Abstract
Curcumin (diferuloylmethane) is a major component of turmeric, which is isolated from the rhizomes of Curcuma longa L. from the family Zingiberaceae. It is used as a dietary pigment for curry and in traditional Indian medicine for its anti-inflammatory and attenuating pain effects. This study aimed to evaluate the beneficial effects of curcumin in a rat model of diabetic neuropathic pain. Additionally, we investigated the involvement of the phosphorylated form of c-Jun N-terminal kinase (pJNK) located in the neurons and astrocytes of the dorsal root ganglion (DRG). To induce diabetic neuropathic pain in rats, 50 mg/kg of streptozotocin (STZ) was intraperitoneally injected.
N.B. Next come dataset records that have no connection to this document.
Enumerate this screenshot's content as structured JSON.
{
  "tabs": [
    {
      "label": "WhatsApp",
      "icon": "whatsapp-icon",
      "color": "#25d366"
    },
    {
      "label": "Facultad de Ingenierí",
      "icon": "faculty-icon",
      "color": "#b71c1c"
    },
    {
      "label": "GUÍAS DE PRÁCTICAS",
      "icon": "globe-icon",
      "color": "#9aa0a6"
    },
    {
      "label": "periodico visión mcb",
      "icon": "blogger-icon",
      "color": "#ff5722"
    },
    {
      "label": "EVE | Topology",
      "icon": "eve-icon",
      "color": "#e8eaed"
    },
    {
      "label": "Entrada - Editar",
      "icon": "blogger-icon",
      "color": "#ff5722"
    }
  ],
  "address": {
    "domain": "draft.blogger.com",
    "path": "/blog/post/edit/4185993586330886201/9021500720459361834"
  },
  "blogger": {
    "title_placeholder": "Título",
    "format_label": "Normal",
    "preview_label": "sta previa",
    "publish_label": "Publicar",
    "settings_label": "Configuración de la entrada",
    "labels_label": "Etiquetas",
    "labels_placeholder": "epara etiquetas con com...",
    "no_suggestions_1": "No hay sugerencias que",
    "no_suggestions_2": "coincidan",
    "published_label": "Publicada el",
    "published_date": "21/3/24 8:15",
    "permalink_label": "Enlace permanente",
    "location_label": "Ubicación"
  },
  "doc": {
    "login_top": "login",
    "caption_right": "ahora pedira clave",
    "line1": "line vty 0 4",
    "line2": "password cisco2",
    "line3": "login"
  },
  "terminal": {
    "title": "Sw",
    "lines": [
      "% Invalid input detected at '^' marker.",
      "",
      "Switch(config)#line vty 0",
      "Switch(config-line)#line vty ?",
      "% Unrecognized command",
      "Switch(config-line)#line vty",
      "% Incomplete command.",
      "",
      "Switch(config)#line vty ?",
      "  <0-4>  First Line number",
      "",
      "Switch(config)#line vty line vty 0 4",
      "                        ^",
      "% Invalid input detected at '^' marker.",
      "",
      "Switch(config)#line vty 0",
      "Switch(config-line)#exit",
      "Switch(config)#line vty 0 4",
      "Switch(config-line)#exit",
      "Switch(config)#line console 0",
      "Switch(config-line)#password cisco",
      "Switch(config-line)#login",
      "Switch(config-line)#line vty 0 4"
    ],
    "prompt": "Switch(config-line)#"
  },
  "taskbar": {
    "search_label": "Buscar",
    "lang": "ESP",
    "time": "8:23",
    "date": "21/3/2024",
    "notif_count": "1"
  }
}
After 4 weeks, rats were administered the vehicle, 10 mg/kg/day curcumin, or 50 mg/kg/day curcumin orally for 4 consecutive weeks. One day after the final drug administration, we performed behavioral tests to measure responses of rats to mechanical, heat, cold, and acetone-induced cold stimuli. After behavioral tests, pJNK expression in the DRG was evaluated using western blot assay and immunohistochemistry. Curcumin treatment for 4 consecutive weeks in STZ-induced diabetic neuropathic pain rats improved behavioral responses to mechanical, cold, and thermal stimuli. Increased pJNK expression in the astrocytes and neurons of the DRG in STZ-induced diabetic neuropathic pain rats was reduced by curcumin treatment for 4 consecutive weeks. We suggest that curcumin can be an option for the treatment of diabetes-related neuropathic pain, and one of the mechanisms that underlie the action of curcumin may involve pJNK expression in the astrocytes and neurons of the DRG.
Highlights
Neuropathic pain is one of the most common complications of diabetes mellitus (DM) and an estimated one-third of patients with DM have painful diabetic neuropathy [1]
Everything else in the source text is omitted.